Taking our existing rules engine and making it conform to these requirements, while still operating for our needs, was akin to repairing a car engine while driving down the highway. We made UDFs, Rules, and Output Sinks configurable by using the “Pluggy” Python library. We then removed and replaced internal Discord dependencies one by one, placing our internal configurations behind our new Pluggy integrations. And even as changes were being made, we carefully tested and deployed into our own production environment (but not at the same time), maintaining parity with our intended end product while weeding out potential bugs that could pop up along the way. 

In the end, it took months of work among five incredible engineers to carve out our tool for the public.

What’s Osprey Flying Towards Next? 

Open-sourcing Osprey is just the beginning. We’ve got an ambitious roadmap ahead, focused on making the tool even more powerful and accessible for the community.

A sneak peek at some of our plans:

• We’re looking into performance improvements to support even higher volumes of actions per second for the Rule Engine.
• Upgrading dependencies to their latest versions to support newer, more advanced features.
• Improving our documentation, including best practice guides and tutorials for using the service.
• Build out a toolkit of open-sourced plugins for Osprey, like Counter and Label services.

Join Us in Building Better Safety Tools

The safety challenges facing online platforms are bigger than any one company can solve alone. That's why we are proud to participate in efforts like ROOST and why we're committed to building Osprey as a true community project. Whether you're contributing code, joining the public working group meetings, sharing use cases, or just providing feedback, your participation helps make the internet safer for everyone.
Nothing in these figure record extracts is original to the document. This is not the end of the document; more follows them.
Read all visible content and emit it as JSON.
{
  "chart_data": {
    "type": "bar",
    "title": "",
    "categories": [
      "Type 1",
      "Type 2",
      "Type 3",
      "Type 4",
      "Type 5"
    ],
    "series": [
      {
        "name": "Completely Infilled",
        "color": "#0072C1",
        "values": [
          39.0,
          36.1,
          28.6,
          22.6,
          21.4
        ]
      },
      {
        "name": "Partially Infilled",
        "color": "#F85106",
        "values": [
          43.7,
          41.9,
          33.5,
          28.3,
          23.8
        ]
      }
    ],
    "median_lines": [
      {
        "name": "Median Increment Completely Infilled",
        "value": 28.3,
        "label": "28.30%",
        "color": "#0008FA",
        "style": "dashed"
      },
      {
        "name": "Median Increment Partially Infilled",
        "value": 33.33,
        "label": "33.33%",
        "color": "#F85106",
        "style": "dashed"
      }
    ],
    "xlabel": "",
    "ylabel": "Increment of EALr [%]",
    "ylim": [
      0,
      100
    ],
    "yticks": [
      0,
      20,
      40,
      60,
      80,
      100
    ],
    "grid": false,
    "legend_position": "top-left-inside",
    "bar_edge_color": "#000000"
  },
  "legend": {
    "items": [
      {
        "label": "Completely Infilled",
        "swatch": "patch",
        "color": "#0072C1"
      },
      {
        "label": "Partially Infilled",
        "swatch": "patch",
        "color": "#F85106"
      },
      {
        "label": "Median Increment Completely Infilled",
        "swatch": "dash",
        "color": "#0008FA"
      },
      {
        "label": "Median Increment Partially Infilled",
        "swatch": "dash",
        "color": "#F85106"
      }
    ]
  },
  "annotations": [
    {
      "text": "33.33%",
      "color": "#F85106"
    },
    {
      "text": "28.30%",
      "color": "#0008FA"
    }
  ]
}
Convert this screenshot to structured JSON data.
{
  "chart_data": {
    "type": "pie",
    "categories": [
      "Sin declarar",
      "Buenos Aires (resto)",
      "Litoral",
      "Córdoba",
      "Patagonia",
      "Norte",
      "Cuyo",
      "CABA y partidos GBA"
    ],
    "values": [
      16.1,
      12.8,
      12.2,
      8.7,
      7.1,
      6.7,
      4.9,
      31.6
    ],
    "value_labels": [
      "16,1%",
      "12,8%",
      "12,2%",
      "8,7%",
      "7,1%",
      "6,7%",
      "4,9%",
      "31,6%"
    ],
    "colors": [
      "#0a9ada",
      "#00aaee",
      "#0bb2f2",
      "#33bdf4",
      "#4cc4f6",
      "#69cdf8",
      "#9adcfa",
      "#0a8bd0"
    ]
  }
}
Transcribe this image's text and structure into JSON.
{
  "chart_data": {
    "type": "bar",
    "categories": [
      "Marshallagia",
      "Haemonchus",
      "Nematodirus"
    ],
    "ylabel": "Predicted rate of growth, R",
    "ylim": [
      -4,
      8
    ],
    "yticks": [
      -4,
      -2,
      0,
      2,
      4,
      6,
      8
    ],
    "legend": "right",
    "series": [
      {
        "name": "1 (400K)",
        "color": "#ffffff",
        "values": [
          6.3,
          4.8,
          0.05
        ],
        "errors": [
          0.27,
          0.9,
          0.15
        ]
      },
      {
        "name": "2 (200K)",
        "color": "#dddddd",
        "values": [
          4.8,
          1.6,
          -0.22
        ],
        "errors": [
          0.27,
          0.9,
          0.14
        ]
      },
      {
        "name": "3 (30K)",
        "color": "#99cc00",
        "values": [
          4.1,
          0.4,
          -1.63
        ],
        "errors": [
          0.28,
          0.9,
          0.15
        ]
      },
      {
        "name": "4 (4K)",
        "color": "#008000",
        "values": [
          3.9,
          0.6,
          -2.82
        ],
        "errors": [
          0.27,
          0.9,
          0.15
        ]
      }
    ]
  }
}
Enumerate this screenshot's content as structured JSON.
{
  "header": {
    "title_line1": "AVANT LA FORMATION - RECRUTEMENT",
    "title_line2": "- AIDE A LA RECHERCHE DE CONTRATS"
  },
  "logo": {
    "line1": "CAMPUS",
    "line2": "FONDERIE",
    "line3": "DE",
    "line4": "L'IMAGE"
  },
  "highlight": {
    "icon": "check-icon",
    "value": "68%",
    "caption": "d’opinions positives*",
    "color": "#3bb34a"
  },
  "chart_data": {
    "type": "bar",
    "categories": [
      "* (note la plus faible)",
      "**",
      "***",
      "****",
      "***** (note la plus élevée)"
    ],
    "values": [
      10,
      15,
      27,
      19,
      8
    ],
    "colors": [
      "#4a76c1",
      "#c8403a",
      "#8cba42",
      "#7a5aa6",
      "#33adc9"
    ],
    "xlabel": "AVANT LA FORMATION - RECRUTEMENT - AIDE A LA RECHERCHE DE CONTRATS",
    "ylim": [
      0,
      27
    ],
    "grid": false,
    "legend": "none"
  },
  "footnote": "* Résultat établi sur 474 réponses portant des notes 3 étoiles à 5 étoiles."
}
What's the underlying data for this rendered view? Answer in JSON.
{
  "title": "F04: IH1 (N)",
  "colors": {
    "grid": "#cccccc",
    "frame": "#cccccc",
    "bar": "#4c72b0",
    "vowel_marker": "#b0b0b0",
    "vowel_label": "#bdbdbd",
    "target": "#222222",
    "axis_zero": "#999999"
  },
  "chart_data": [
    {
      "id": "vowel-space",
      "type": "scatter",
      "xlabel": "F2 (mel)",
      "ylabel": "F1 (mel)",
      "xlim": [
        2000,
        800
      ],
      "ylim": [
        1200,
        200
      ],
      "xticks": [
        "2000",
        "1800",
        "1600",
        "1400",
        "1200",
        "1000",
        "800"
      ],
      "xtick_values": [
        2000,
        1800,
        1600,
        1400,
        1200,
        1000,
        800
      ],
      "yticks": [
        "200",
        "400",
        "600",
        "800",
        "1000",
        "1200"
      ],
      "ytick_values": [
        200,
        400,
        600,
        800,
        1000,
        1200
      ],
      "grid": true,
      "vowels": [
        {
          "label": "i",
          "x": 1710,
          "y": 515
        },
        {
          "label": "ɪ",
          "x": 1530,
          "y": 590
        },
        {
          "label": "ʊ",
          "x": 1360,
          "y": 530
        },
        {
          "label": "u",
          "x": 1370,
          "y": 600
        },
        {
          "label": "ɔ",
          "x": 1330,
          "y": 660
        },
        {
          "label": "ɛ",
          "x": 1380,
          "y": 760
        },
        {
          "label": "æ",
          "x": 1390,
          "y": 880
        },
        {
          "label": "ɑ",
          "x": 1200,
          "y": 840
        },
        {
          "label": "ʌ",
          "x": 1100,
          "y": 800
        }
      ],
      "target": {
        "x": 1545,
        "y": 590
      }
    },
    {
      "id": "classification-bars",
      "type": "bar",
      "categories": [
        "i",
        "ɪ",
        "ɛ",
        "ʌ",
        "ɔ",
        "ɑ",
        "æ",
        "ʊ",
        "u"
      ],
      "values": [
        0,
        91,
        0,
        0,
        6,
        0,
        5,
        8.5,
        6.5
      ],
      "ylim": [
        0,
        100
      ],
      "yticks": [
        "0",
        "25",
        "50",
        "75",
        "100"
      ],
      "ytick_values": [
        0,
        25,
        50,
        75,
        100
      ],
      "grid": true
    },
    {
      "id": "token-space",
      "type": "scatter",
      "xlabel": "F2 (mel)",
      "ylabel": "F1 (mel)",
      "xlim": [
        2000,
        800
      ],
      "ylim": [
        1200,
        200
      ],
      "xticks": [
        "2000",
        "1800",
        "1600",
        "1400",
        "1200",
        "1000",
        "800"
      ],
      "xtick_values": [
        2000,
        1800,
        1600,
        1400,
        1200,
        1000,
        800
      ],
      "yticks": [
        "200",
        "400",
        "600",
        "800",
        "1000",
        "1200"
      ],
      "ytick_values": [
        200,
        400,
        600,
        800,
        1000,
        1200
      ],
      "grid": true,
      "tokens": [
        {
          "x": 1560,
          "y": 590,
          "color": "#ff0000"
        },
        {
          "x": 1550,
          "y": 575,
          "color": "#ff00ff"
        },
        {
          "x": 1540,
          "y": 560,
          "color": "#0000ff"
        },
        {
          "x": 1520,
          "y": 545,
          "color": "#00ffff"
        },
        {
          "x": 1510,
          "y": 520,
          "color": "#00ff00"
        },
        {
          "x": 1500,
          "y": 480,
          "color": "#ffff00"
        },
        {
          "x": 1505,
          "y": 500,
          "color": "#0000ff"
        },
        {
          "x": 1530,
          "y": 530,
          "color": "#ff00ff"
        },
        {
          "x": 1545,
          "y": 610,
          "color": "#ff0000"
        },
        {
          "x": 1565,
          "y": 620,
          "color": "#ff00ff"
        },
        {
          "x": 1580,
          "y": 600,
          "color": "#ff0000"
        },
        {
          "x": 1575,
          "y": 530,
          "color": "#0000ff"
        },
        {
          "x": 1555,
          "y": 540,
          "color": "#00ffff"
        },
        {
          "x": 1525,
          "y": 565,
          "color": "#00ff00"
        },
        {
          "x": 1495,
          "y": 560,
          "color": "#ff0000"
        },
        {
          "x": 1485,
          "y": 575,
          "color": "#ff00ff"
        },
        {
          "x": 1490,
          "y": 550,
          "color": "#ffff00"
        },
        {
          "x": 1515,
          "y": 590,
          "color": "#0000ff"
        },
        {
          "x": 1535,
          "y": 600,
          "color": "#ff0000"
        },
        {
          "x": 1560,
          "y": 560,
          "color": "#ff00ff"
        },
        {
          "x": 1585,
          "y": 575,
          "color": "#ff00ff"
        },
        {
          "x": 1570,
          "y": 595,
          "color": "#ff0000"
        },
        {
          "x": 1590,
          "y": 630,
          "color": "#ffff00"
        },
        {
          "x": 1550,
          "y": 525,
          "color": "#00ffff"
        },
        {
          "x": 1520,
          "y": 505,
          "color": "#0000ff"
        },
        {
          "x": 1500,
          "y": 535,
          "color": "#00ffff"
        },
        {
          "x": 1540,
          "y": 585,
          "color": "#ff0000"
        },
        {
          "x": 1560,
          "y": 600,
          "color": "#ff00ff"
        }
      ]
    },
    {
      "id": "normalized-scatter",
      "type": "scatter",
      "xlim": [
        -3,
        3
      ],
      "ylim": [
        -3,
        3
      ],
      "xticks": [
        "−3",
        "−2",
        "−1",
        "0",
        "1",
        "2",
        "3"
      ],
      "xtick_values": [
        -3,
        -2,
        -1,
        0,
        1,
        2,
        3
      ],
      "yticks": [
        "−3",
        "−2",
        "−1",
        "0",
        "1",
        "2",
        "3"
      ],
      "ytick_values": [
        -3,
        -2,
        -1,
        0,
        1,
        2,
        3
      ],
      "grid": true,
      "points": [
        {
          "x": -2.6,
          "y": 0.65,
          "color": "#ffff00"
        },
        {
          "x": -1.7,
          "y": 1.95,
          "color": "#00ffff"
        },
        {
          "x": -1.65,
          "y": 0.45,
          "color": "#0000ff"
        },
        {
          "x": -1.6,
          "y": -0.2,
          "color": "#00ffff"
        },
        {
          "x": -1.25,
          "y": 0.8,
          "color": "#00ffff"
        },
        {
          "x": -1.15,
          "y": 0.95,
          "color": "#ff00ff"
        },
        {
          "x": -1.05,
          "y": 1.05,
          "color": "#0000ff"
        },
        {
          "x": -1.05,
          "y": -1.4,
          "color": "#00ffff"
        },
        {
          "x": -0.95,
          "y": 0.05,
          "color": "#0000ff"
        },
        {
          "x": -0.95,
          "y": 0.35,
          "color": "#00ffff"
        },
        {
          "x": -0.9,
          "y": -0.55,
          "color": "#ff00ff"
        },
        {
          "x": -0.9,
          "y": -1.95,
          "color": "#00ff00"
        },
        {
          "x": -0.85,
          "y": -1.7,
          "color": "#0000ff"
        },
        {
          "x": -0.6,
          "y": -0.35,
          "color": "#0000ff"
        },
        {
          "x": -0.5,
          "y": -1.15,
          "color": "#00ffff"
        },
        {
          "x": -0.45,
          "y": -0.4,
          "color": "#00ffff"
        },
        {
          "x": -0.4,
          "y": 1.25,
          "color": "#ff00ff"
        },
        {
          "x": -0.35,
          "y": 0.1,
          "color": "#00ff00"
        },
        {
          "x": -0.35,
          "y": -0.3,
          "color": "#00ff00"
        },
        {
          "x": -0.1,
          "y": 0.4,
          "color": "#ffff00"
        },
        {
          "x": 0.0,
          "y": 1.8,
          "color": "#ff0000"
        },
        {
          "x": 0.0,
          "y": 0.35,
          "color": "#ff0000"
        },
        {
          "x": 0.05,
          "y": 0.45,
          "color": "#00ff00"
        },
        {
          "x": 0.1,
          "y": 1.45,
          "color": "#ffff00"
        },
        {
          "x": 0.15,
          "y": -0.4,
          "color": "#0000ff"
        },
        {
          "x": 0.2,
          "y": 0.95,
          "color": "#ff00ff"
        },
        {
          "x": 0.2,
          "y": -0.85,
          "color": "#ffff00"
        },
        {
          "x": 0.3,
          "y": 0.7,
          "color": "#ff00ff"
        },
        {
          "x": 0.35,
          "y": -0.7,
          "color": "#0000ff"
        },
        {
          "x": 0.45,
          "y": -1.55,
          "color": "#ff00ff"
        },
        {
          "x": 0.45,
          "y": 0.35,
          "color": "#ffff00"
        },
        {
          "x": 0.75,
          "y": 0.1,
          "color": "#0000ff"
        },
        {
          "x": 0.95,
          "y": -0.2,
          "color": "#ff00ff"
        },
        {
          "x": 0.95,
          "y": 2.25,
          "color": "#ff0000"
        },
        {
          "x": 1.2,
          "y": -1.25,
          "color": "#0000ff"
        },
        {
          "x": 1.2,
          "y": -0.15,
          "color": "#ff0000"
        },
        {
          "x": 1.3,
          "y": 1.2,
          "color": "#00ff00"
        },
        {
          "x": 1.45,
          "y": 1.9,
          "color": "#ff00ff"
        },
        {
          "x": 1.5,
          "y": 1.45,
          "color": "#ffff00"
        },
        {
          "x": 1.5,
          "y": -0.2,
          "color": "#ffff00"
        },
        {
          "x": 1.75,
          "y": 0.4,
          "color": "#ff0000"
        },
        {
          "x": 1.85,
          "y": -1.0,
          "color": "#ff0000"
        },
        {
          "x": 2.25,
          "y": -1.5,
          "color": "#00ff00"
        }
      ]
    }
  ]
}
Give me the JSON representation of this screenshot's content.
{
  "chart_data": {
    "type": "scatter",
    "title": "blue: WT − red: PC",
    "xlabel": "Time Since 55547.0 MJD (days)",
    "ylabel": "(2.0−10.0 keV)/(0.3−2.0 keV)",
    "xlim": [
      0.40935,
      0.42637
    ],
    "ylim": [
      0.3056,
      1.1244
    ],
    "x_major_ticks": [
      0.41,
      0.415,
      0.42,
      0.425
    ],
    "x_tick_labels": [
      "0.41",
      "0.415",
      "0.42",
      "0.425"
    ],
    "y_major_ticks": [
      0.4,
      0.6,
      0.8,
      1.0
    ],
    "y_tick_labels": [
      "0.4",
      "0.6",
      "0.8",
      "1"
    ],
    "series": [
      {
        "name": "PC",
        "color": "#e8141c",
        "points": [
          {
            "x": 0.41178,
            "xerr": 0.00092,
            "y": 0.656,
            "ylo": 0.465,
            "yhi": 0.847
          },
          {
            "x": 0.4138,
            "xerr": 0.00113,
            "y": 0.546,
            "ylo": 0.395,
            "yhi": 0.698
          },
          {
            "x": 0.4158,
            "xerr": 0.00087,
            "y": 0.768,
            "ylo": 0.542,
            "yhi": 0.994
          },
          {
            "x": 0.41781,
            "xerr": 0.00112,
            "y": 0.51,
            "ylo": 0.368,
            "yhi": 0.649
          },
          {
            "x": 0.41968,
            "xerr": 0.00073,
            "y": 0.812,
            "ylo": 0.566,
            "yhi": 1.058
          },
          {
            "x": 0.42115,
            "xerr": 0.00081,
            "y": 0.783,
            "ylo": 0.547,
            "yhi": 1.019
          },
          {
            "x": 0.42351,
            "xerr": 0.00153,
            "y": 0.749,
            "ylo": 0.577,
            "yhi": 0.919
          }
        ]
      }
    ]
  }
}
We actively encourage contributions of all kinds: new features, performance improvements, documentation, or creative applications we haven't thought of yet. Your unique perspective and challenges can help make Osprey better for the entire community.

At Discord, we believe the best safety innovations happen when we all work together. We're committed to long-term investment in Osprey's development and will continue working with our partners at ROOST to bring more powerful safety tools to the open source community.